Hotels and guesthouses, which are usually full during October half term, “lie virtually empty”, they said.
The letter states urgent aid is needed or many businesses would shut.
Leader of Blackpool Council Lynn Williams said the speed at which the tourism economy had “unravelled” after the tier three move was “alarming”.
She said it had become “totally apparent” that financial support put in place was “nowhere near enough” to support a tourism industry like Blackpool’s.
The letter to the prime minister said the announcement about Lancashire being moved into the highest alert level, hours before it came into force, created “chaos and confusion” leading to “a collapse in consumer confidence”.
The October half term holiday can account for up to 20% of total annual income for some businesses, it said, adding that the tourism industry was worth £1.6bn to Blackpool and supported 25,000 jobs.
The financial settlement for Lancashire was “nowhere near sufficient” and a package of aid was urgently needed, the letter warned.
Kate Shane, from Merlin Entertainments, which manages the tower, said it was “catastrophic” to “lose the most important two weeks of the year”.

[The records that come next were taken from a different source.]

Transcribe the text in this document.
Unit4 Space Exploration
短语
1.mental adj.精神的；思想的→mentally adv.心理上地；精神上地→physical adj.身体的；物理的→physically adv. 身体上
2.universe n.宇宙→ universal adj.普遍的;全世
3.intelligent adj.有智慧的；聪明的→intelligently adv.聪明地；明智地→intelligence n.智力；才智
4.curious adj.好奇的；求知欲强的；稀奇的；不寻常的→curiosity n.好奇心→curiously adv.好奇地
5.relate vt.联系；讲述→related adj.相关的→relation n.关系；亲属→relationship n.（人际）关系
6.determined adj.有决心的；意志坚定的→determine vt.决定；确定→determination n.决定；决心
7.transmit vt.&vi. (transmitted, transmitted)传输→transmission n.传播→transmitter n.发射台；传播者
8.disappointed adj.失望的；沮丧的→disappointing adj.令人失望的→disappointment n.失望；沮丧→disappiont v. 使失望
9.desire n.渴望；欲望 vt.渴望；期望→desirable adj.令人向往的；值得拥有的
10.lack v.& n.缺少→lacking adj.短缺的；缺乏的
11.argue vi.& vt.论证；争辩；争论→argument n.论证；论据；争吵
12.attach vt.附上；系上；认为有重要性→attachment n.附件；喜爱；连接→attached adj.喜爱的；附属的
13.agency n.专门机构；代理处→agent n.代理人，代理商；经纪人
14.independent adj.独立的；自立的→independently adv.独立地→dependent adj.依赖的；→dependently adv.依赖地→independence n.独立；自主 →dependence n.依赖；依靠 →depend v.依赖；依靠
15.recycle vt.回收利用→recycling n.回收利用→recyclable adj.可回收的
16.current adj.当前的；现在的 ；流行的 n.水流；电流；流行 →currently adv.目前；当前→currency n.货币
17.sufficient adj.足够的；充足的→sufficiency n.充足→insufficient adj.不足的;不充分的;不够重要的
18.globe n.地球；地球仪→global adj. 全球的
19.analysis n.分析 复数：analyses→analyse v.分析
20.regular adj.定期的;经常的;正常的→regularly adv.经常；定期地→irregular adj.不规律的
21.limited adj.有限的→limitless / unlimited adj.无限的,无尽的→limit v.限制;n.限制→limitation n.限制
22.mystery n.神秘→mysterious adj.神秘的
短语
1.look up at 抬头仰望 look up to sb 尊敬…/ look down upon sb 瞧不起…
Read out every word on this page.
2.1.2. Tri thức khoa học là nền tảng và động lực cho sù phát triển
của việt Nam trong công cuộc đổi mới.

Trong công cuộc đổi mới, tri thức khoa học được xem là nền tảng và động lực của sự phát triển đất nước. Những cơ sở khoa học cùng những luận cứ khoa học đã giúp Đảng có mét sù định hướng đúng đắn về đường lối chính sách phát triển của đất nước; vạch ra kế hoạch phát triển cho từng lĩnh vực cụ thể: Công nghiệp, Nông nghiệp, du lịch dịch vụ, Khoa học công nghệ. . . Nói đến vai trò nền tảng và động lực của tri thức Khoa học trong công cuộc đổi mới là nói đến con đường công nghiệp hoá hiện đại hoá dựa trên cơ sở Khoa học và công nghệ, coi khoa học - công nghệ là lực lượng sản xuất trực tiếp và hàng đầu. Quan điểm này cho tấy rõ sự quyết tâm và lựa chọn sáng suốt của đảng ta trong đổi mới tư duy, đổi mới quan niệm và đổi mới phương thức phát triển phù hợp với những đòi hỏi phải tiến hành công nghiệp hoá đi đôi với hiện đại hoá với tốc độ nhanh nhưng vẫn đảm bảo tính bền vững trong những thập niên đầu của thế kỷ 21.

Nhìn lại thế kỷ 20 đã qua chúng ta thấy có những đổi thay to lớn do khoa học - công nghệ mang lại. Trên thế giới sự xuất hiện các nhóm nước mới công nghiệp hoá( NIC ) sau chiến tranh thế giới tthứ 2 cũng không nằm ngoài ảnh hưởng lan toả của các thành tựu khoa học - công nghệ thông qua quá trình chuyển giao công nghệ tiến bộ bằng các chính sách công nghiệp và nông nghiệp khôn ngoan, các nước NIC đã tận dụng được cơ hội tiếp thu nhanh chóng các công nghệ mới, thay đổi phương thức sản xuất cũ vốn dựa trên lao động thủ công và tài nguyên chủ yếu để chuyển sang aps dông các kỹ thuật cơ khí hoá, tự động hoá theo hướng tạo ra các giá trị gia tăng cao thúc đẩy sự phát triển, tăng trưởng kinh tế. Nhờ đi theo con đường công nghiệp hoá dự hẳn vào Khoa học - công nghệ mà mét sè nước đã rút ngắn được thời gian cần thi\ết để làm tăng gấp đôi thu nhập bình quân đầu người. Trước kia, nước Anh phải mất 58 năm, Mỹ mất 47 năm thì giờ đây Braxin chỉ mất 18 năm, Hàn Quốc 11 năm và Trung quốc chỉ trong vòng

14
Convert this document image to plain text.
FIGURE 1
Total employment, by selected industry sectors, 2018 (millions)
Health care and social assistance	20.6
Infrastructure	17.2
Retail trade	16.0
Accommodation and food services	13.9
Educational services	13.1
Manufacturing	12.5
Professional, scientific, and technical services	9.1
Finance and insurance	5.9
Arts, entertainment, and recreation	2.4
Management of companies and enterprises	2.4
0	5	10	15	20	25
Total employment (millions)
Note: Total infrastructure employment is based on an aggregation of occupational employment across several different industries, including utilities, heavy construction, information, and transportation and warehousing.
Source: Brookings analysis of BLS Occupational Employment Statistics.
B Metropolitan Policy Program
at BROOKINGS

She said if the government does not put in place “bespoke measures” to help Blackpool’s tourism businesses, it would “jeopardise years of investment in regeneration”.
Claire Smith, president of holiday association Stay Blackpool, said following the move to tier three there were “cancellations on a scale that none of us in the hotel industry have ever experienced before”.
Martin Long, chair of the Blackpool Business Leadership Group, said: “Tens of thousands of people are directly employed within the tourism sector, but there are many, many more who work in the supply chain and are almost wholly dependent on there being a thriving visitor economy.”
The government has been contacted for a response.